Для понимания идеократической сущности России многое дает сопоставление судьбы большевиков и их противников, возглавивших Белую армию. Последние – при всех возможных оговорках – ставили своей задачей создать в России номократическое государство западного типа (характернейшей чертой программы Белой армии было так называемое "непредрешенство", подразумевающее не какую-либо государственную идею, а "законное" решение "законно" избранного Учредительного собрания). И это заранее обрекало на поражение врагов большевизма, для которого, напротив, власть – в полном соответствии с тысячелетней судьбой России (хотя большевики явно и не помышляли о таком соответствии) – была властью идеи (пусть и совершенно иной, чем ранее), идеократией. И в высшей степени закономерно, что дискредитация этой новой идеи к 1991 году опять-таки привела к мгновенному краху…

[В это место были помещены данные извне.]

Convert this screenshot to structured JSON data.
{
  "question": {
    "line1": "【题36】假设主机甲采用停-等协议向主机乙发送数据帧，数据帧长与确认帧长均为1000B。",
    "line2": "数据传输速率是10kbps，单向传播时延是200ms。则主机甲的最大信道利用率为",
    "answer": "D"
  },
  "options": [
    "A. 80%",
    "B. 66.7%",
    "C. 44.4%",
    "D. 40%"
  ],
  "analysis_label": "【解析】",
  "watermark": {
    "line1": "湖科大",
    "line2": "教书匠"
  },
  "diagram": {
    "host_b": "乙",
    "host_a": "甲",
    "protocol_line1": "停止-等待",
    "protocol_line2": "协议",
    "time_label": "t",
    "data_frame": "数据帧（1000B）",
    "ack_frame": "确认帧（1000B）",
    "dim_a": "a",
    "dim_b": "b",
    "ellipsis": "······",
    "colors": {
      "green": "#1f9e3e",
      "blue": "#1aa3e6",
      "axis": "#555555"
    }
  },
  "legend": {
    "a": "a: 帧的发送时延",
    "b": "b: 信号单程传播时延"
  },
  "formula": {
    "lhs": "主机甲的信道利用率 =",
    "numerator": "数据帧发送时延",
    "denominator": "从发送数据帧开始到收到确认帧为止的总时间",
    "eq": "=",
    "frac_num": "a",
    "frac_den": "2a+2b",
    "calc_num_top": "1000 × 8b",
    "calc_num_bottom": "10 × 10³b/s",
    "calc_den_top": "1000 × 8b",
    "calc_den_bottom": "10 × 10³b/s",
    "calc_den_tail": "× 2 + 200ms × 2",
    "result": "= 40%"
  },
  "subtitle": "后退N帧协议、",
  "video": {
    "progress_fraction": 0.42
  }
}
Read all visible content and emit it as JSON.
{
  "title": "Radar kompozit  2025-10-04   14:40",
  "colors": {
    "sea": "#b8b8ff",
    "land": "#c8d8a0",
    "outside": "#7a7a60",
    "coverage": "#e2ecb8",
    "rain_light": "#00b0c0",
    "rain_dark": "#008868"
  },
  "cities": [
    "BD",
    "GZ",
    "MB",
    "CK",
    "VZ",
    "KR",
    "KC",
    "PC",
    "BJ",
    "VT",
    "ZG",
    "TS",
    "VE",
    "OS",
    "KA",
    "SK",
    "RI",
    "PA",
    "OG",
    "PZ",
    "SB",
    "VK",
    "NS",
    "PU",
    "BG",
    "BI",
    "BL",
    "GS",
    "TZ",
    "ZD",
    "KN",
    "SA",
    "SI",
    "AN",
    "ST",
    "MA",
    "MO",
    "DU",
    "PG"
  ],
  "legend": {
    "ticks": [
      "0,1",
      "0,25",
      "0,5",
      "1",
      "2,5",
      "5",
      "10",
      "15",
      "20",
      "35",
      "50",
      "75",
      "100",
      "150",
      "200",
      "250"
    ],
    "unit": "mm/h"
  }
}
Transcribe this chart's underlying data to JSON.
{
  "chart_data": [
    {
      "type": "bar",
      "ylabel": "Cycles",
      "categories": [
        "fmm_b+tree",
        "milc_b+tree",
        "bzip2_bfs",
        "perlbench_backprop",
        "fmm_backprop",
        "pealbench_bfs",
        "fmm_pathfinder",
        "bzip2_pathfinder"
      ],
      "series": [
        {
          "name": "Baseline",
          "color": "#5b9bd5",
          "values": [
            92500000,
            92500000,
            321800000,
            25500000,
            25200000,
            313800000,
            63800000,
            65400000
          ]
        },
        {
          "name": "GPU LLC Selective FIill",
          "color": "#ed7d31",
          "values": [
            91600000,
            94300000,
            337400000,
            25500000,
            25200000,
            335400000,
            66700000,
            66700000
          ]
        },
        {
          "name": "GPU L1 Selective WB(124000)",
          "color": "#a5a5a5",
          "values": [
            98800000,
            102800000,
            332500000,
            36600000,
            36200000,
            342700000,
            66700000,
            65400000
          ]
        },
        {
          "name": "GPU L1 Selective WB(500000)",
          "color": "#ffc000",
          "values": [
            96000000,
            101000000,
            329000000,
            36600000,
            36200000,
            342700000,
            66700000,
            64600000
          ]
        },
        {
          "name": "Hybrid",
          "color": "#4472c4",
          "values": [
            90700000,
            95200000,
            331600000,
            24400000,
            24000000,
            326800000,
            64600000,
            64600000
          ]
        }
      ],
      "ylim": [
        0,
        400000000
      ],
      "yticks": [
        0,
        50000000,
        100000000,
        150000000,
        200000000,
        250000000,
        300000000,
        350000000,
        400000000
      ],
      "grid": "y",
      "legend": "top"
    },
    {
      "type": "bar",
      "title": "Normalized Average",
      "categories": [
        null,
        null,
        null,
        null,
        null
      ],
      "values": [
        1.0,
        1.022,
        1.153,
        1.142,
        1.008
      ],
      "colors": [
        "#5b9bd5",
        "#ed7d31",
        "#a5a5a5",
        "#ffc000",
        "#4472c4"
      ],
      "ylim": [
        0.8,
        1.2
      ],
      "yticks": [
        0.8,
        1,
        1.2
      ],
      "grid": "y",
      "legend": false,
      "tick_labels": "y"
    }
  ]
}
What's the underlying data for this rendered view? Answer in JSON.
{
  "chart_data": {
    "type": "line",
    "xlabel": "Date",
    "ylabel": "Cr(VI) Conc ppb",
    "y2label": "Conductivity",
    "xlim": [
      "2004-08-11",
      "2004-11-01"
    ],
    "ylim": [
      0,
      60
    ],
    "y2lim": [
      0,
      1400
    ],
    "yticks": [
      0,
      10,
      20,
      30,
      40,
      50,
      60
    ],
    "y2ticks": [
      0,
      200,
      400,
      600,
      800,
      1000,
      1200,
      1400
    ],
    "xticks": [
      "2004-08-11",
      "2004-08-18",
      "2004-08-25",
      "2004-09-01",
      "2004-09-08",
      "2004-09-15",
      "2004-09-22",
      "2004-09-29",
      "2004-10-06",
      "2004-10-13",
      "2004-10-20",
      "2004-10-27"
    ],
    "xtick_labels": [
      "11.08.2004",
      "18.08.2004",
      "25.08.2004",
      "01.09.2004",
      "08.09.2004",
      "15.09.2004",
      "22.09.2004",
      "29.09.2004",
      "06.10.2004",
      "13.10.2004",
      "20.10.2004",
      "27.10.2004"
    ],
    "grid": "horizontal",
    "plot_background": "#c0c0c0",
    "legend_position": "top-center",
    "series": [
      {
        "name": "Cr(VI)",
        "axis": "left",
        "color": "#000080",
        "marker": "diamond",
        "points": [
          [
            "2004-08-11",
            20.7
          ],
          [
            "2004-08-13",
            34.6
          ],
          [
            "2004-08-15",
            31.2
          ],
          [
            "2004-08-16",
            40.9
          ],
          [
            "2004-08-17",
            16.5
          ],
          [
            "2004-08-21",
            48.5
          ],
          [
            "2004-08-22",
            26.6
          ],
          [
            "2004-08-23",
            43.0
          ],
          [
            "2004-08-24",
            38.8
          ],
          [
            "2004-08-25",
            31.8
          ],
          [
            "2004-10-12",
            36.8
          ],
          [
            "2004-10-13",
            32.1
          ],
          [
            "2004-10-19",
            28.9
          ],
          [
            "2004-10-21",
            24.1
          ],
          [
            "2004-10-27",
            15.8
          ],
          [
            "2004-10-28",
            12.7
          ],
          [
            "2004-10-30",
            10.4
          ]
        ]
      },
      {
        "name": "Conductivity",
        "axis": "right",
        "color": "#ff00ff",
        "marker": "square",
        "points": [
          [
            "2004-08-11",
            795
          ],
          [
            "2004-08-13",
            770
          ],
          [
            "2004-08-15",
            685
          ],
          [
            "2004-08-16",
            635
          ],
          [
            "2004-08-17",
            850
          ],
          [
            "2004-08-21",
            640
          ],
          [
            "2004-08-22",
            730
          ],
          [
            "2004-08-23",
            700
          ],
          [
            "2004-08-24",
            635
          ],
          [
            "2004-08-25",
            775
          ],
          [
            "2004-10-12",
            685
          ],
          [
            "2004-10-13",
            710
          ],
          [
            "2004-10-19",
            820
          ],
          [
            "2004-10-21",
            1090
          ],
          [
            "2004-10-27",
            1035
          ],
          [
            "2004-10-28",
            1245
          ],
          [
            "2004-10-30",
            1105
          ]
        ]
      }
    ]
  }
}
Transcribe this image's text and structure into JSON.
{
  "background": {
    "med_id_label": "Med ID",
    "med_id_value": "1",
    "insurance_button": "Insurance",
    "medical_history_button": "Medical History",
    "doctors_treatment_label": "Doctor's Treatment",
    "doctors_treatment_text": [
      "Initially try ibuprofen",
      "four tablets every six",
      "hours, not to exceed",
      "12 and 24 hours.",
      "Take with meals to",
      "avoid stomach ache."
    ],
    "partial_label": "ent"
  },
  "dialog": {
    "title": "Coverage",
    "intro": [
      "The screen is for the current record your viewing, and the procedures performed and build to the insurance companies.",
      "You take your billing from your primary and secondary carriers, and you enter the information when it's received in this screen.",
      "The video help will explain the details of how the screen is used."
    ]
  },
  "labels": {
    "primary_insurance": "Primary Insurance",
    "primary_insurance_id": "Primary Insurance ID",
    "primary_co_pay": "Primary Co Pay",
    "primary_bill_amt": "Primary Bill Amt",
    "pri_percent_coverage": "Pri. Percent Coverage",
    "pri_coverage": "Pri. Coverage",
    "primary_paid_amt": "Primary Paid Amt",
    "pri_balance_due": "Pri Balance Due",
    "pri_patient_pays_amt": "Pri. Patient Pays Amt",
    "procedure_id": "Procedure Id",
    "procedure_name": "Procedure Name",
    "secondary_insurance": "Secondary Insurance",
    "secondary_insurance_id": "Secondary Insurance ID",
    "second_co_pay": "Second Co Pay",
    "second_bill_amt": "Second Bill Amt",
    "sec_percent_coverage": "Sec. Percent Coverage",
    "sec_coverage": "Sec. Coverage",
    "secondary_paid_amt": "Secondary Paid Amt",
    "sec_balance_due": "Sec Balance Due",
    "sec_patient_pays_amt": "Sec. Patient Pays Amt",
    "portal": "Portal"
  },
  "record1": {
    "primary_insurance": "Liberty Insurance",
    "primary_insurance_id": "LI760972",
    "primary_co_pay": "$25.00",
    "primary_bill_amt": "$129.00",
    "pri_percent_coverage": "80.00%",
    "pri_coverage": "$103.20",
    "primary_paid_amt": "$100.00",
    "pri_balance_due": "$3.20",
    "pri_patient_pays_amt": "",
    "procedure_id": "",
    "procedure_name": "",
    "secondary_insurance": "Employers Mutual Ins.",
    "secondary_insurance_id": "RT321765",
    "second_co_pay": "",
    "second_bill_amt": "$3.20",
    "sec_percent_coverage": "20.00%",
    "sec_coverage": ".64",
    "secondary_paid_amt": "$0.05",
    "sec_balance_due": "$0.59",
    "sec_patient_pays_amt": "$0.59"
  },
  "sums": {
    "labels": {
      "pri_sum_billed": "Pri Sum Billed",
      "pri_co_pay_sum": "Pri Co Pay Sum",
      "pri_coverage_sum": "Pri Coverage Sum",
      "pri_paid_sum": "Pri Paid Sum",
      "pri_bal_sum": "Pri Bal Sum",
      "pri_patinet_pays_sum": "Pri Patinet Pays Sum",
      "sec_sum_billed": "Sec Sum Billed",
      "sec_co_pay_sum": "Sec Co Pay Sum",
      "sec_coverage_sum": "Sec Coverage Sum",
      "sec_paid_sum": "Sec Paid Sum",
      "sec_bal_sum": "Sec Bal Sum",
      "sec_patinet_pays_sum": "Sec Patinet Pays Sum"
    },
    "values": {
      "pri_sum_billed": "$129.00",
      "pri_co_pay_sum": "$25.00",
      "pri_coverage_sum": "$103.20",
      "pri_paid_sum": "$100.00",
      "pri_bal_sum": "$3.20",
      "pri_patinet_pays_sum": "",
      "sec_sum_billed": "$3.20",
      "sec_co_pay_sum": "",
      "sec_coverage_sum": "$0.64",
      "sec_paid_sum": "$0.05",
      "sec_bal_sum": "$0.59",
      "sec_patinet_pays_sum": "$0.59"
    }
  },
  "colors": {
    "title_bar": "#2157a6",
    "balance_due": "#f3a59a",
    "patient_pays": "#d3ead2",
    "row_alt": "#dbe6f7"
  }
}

Короче говоря, идеократическое государство – заведомо "рискованная" вещь. И это так или иначе выявляется вовсе не только в периоды острейших кризисов. Все помнят и часто твердят тютчевскую строку:

В Россию можно только верить.

Строка эта нередко воспринимается как некая сугубо "оригинальная" постановка вопроса. Но, между прочим, на Западе почти в одно время с появлением тютчевского стихотворения было опубликовано следующее многозначительное рассуждение:

Россия "является единственным в истории примером огромной империи, само могущество которой, даже после достижения мировых успехов, всегда скорее принималось на веру (выделено мною. – В. К.), чем признавалось фактом. С начала XVIII столетия и до наших дней (писано в 1857 году. – В. К.) ни один из авторов, собирался ли он провозносить или хулить Россию, не считал возможным обойтись без того, чтобы сначала доказать само ее существование"47.

Это рассуждение принадлежит Карлу Марксу, но следует иметь в виду, что в своем отношении к России он предстает чаще всего, в сущности, не как марксист, а как западный идеолог вообще, – весьма проницательный, но характерно тенденциозный (Маркс, например, говорит там же, что "чарам, исходящим от России, сопутствует скептическое отношение к ней, которое… издевается над самим ее величием как над театральной позой, принятой, чтобы поразить и обмануть зрителей"; о принципиальном "актерстве" русских рассуждал еще до Маркса известный маркиз де Кюстин).

Утверждение, согласно которому Россия – не "факт", а только объект "веры", может показаться чисто риторическим вывертом (ведь перед нами как-никак шестая часть планеты, миллионы людей и т. п.!). И все же в этом есть глубокая правда, ибо при крахе идеи мгновенно как бы превращаются в ничто вся мощь и все богатство громадной страны и, помимо прочего, распадается на куски ее евразийская многоэтничность… И ощущение, что Россия держится на идее, порождает то ее переживание, которое схвачено знаменитой тютчевской строкой.

Едва ли можно усомниться в том, что именно идеократическая и евразийская суть России определяла ее беспрецедентные крахи и падения; однако не стоит сомневаться и в том, что именно эта суть выражалась в ее великих победах и взлетах, в ее, по словам отнюдь не благоволившего России Маркса, "мировых успехах".

Маркс, между прочим, более всего нападал на Россию, даже прямо проклинал ее за ее взаимоотношения с монголами, – взаимоотношения, которые, согласно его – в общем, верной – мысли именно и определили ее очередной "подъем" в XV веке. К этой теме мы теперь и переходим.